1.

        年轻的、书卷气的小绅士分化得有些——好吧,是很晚,在此之前所有人包括他自己都以为他是个平庸的工蜂Beta。也没什么不好的,克莱恩、周明瑞想,节省一笔额外抑制剂的支出,能正常工作的时间也更长。

        但事情发展总是会出现些小意外的,克洛托喜欢意外——也许,毕竟谁也说不好这里的命运归不归他管。

        2.

        克莱恩最初没弄明白那些味道是什么——他总是隐隐约约闻到房间里的柠檬那种充满芸香科果实特点的清淡而富有覆盖性的香气和红茶温润的味道,像是.......甜冰茶。但那不是阿兹克看起来会喝的东西,他是连咖啡都只加牛奶不加糖的选手,在克莱恩的记忆里,这位教员就没有自己动过他的糖罐,准备大概率都只是出于方便别人的绅士风度。

        他困惑地寻找了片刻,最终归结于错觉。

        但错觉并没有消散,反而愈演愈烈起来,伴随着身体里莫名涌动起不容忽视的热潮,直到连迟钝且专注于工作的Beta都察觉到了异常。

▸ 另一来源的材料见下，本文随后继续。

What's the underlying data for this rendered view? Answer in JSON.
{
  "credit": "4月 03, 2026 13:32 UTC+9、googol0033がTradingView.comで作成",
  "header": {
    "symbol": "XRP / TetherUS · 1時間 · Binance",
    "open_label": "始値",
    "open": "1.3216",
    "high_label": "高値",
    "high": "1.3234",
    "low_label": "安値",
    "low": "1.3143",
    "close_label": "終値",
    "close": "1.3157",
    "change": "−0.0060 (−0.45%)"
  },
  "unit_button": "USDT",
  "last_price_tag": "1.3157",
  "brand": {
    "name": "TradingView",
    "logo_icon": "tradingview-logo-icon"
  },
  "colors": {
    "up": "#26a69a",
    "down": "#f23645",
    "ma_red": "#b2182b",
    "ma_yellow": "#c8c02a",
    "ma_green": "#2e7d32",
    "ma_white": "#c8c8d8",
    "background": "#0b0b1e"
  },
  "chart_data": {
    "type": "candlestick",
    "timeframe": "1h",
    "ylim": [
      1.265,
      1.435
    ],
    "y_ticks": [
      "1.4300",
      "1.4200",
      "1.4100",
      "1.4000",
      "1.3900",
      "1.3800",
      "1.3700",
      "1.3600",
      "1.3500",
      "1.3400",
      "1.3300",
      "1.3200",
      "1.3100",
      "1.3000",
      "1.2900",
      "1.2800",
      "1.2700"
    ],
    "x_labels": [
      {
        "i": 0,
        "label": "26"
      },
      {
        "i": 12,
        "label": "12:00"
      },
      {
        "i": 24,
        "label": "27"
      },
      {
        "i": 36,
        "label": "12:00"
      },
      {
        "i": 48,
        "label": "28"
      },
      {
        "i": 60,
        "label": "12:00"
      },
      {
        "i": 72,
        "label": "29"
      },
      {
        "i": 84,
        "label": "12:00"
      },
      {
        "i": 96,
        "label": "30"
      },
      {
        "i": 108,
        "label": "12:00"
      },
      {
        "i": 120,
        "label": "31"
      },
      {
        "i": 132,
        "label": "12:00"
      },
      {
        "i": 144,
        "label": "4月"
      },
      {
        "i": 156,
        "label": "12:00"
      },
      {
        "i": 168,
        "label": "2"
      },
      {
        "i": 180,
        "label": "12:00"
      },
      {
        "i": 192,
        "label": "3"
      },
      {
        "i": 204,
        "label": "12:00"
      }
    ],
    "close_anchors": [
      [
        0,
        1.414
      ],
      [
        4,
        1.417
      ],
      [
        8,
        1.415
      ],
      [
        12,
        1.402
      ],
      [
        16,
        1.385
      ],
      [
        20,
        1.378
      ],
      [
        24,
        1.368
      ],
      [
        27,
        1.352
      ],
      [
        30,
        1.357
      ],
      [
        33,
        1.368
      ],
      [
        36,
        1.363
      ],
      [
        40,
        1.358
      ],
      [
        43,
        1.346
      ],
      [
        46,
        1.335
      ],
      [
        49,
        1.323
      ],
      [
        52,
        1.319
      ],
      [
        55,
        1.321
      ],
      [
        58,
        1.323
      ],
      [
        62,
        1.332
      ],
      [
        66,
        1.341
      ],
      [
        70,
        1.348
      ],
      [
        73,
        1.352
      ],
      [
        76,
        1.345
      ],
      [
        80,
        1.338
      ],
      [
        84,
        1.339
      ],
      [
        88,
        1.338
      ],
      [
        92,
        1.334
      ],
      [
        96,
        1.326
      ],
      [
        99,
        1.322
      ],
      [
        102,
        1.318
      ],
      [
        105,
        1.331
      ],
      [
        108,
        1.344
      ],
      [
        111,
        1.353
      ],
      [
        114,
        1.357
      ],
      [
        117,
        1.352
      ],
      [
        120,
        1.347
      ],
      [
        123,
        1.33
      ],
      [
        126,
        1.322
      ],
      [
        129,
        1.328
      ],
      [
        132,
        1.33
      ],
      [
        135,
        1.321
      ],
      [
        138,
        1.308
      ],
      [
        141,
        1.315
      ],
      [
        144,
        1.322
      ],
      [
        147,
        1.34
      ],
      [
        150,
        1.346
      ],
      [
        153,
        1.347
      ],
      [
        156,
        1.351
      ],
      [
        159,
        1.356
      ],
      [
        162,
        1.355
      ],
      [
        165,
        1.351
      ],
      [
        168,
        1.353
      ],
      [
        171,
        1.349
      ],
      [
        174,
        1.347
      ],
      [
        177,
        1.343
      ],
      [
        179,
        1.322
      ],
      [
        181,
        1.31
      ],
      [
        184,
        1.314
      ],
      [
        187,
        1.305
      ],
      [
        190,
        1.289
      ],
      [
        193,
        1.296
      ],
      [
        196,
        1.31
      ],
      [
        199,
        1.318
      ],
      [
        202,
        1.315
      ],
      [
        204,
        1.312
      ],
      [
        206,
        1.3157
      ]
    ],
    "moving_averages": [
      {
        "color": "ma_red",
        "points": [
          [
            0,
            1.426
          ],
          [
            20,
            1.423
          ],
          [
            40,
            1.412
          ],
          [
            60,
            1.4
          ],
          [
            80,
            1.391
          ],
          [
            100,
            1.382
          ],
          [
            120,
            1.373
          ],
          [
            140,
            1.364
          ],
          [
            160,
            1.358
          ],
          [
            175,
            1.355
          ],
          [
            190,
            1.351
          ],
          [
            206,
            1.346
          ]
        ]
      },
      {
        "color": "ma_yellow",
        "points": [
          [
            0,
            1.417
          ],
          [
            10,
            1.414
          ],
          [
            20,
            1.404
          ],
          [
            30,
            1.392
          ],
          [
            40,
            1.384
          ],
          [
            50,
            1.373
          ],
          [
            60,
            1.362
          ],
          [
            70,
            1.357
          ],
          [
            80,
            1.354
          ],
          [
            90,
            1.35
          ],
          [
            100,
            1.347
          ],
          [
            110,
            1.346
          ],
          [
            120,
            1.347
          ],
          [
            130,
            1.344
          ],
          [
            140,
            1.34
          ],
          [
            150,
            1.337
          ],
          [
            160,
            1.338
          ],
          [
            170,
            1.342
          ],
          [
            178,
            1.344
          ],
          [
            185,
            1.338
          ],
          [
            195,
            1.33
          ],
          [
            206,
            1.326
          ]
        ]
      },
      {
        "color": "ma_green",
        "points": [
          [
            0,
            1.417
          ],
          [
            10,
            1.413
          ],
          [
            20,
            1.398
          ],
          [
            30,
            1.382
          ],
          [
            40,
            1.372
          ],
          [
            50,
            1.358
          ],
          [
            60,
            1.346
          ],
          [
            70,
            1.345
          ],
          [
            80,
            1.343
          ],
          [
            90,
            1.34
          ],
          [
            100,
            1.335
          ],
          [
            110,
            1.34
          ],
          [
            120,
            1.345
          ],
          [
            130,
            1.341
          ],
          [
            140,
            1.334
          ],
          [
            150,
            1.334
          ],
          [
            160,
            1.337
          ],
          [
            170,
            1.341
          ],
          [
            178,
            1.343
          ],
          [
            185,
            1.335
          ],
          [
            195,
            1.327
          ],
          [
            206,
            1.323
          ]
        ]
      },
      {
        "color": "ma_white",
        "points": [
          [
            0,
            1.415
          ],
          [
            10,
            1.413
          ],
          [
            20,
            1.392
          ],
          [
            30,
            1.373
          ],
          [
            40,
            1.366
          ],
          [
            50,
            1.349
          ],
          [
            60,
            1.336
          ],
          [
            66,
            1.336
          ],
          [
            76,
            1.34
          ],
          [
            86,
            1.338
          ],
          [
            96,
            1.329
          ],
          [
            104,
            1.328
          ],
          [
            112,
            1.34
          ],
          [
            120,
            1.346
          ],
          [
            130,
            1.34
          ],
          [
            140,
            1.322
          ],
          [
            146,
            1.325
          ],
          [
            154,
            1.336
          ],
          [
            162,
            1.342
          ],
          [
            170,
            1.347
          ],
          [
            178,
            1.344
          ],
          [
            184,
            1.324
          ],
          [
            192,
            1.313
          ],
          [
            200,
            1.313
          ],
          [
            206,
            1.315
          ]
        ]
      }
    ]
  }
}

        “克莱恩......?”阿兹克有些迟疑地对这些异常点分析,并给出判断,“你是,易感期了吗?”

        初次经历易感期且极度缺乏必需常识的Alpha显得茫然又无措,既无力控制叫嚣着充斥着整个房间的信息素——感谢女神,克莱恩的信息素味道不是Alpha普遍的呛人,否则早该把人熏晕过去了,也窘迫地面临着无法掩饰的第一性征正在发生的生理变化。

        阿兹克很快反应过来,麻利地关紧大门并挂上示警标识,从应急箱里掏出信息素消除剂开始喷洒:“还能控制吗?我去给你买抑制剂,控制呼吸,看点别的转移注意力,需要我把你反锁在屋子里吗?”

        房间的两位主人都是Beta,准备有信息素消除剂就已经证明霍伊大学教授的严谨敬业程度了,抑制剂可不是什么生活必需品,价格可观保质期限还不长,是在不能指望他们有。